Finding the best broker for day trading

Day trading should be an exciting arena for those to whom money and freedom matter. This can prove to be extremely profitable with its unique undertaking style. Nonetheless, trading in forex or futures does involve substantial risk. However, if you are observant enough, you’ll be able to see through the challenges of trading security in margin accounts. With the right assets and strategies, you can achieve success in this venture. For starters, the right broker is considered one of the best assets in day trading. This article is specifically prepared to guide you on how to choose the  considering your needs. Here’s what you need to know before selecting a broker,

  1. Choosing the type of broker: Depending on the type of broker you choose your overall trading performance can vary immensely. Brokers can be categorized into two types, Dealing Desk and ECN brokers.

A dealing desk broker makes money through the price difference between the bid and the ask, providing liquidity to the clients. If you appreciate fixed spreads a dealing desk broker might be ideal for you.

ECN stands for Electronic Communication Network. Via this technology, this sort of brokers grants you direct access to other market participants. Compared to other options ECN brokers are better for day trading for multiple reasons. Because ECN brokers deal with price quotations from various trading parties they can offer way better spreads. While working with dealing desk brokers has chances of conflict of interest, the operational mode of ECN brokers eliminates such chances. But being one of the market makers, they cannot trade against their clients. At the same time, consider yourself warned, some brokers claim themselves to be ECN brokers despite having the features of dealing desk business model.

  1. Regulation: Having regulatory compliance that governs the activities of any trustworthy broker. An official regulator is tasked to promote and protect the integrity of brokerage operations.

An unregulated day trading broker may use your funds as it pleases, making them turn out to be incompetent and scammers most of the time. On the other hand, with regulated brokers, all sorts of black hat activities are out of question.

All the broker in the US has to be a member of the National Future Association (NFA) and have themselves registered with US Commodity Future Trading Commission (CFTC). While selecting a broker, check their website and the About Us section to be certain of the license and credentials. Don’t forget to take a look at their reputation and operational history and feedback.

  1. Trading Platform: A trading platform is your portal to market, thus making it an integral part of brokerage. For your comfort, you should make sure that the trading platform and trading software is easy to use and responsive. A good platform has essential features with both fundamental and technical analysis tools. Accessing it from different devices should not be complex. Entering and exiting trades must also be effortless since even a fraction of a minute matter in trades.

In contrast, poorly designed platforms cause mistakes that have a high compensation rate. You might open a position instead of closing it or you might accidentally go long when you meant to go short etc. the inconveniences are never-ending. It is wise to request a trial account to practice the feature set of your trading platform.
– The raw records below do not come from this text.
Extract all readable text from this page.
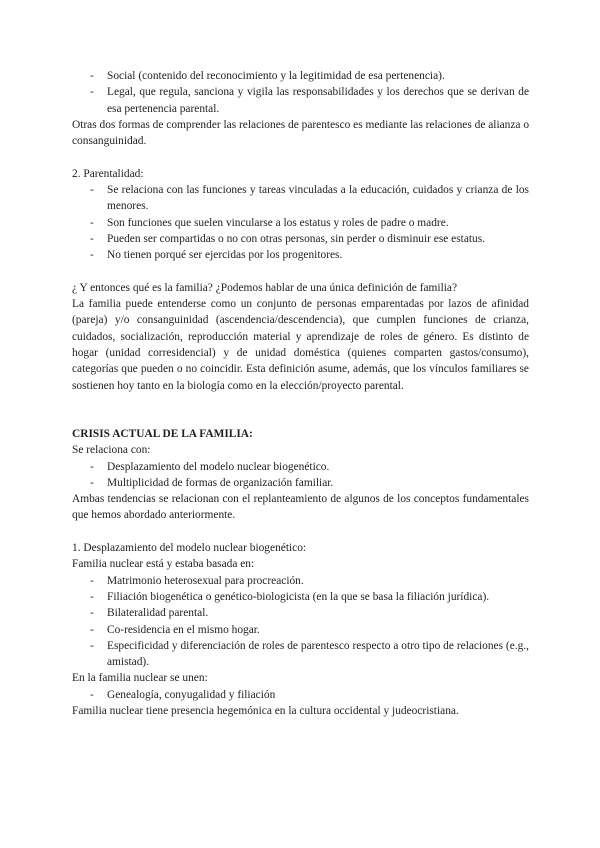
- Social (contenido del reconocimiento y la legitimidad de esa pertenencia).
- Legal, que regula, sanciona y vigila las responsabilidades y los derechos que se derivan de esa pertenencia parental.

Otras dos formas de comprender las relaciones de parentesco es mediante las relaciones de alianza o consanguinidad.

2. Parentalidad:

- Se relaciona con las funciones y tareas vinculadas a la educación, cuidados y crianza de los menores.
- Son funciones que suelen vincularse a los estatus y roles de padre o madre.
- Pueden ser compartidas o no con otras personas, sin perder o disminuir ese estatus.
- No tienen porqué ser ejercidas por los progenitores.

¿ Y entonces qué es la familia? ¿Podemos hablar de una única definición de familia?

La familia puede entenderse como un conjunto de personas emparentadas por lazos de afinidad (pareja) y/o consanguinidad (ascendencia/descendencia), que cumplen funciones de crianza, cuidados, socialización, reproducción material y aprendizaje de roles de género. Es distinto de hogar (unidad corresidencial) y de unidad doméstica (quienes comparten gastos/consumo), categorías que pueden o no coincidir. Esta definición asume, además, que los vínculos familiares se sostienen hoy tanto en la biología como en la elección/proyecto parental.

CRISIS ACTUAL DE LA FAMILIA:

Se relaciona con:

- Desplazamiento del modelo nuclear biogenético.
- Multiplicidad de formas de organización familiar.

Ambas tendencias se relacionan con el replanteamiento de algunos de los conceptos fundamentales que hemos abordado anteriormente.

1. Desplazamiento del modelo nuclear biogenético:

Familia nuclear está y estaba basada en:

- Matrimonio heterosexual para procreación.
- Filiación biogenética o genético-biologicista (en la que se basa la filiación jurídica).
- Bilateralidad parental.
- Co-residencia en el mismo hogar.
- Especificidad y diferenciación de roles de parentesco respecto a otro tipo de relaciones (e.g., amistad).

En la familia nuclear se unen:

- Genealogía, conyugalidad y filiación

Familia nuclear tiene presencia hegemónica en la cultura occidental y judeocristiana.
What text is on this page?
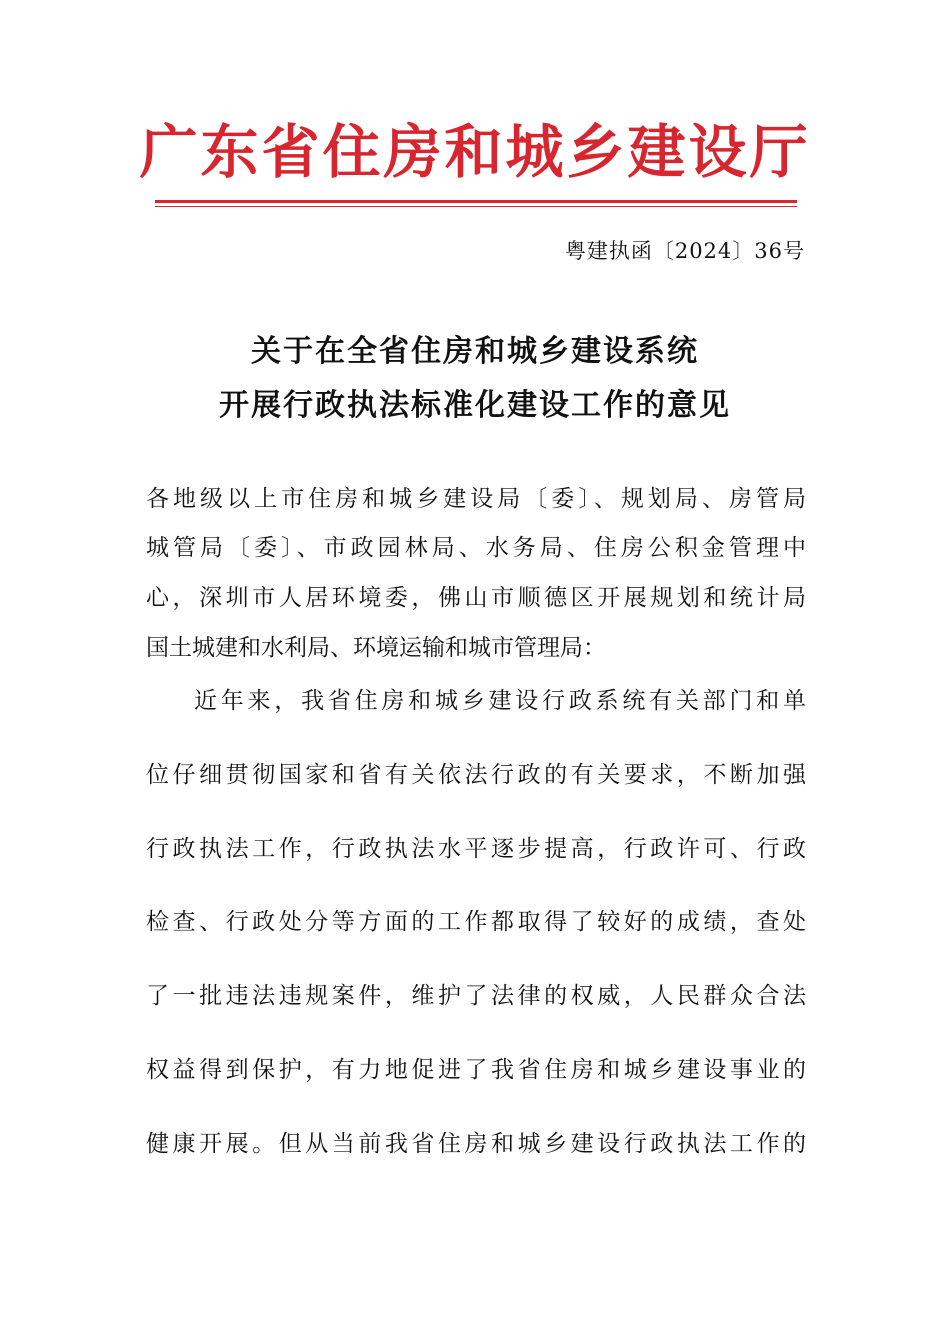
广东省住房和城乡建设厅
粤建执函〔2024〕36号
关于在全省住房和城乡建设系统
开展行政执法标准化建设工作的意见
各地级以上市住房和城乡建设局〔委〕、规划局、房管局
城管局〔委〕、市政园林局、水务局、住房公积金管理中
心，深圳市人居环境委，佛山市顺德区开展规划和统计局
国土城建和水利局、环境运输和城市管理局：
近年来，我省住房和城乡建设行政系统有关部门和单
位仔细贯彻国家和省有关依法行政的有关要求，不断加强
行政执法工作，行政执法水平逐步提高，行政许可、行政
检查、行政处分等方面的工作都取得了较好的成绩，查处
了一批违法违规案件，维护了法律的权威，人民群众合法
权益得到保护，有力地促进了我省住房和城乡建设事业的
健康开展。但从当前我省住房和城乡建设行政执法工作的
  1. Structure of commission and fees: While enlisting the services of day trading service, the commission is an unavoidable part. But don’t get too caught up by it, just because a broker is offering the cheapest commission avoid blindly jumping on to them. Because cheap commissions won’t matter if they don’t help you make money.

Different brokers offer different commission structures, pay attention to them and select a style of your suiting. Day trading broker fees are determined by data, platform, Withdrawal, inactivity fees, and other essential costs.

Among the two types of commission structure, per-trade and per-share, per-trade is more expensive than the latter.

When you pay a small fee for every trade that is considered as a per-trade commission. So, scaling your positions, the per-share commission should be a better choice.

  1. Fund Security: Since this trading is risky, a raft of rules has to be complied by the brokers to safeguard your assets. All the brokers are subject to Net Capital Rule which ensures your protection of safety net if a broker has to close shop.

So you should research the fund safety regulations before finalizing a broker for your day trading.

  1. Customer Care: Last but not least, the importance of good customer care is unmatched since trading takes place 24 hours a day, you should be able to reach them whenever they are needed.

Instead of auto-attendants being able to reach an actual person as support is more preferable. Customer service should be able to provide you Information about spreads, fees, regulations, leverage, etc.

Choosing the right broker according to your trading style is one of the most important decisions in this venture. Note this, choosing the best broker is more of a process than a goal, so you’ll have to continuously monitor the broker diligently to gain success in this field.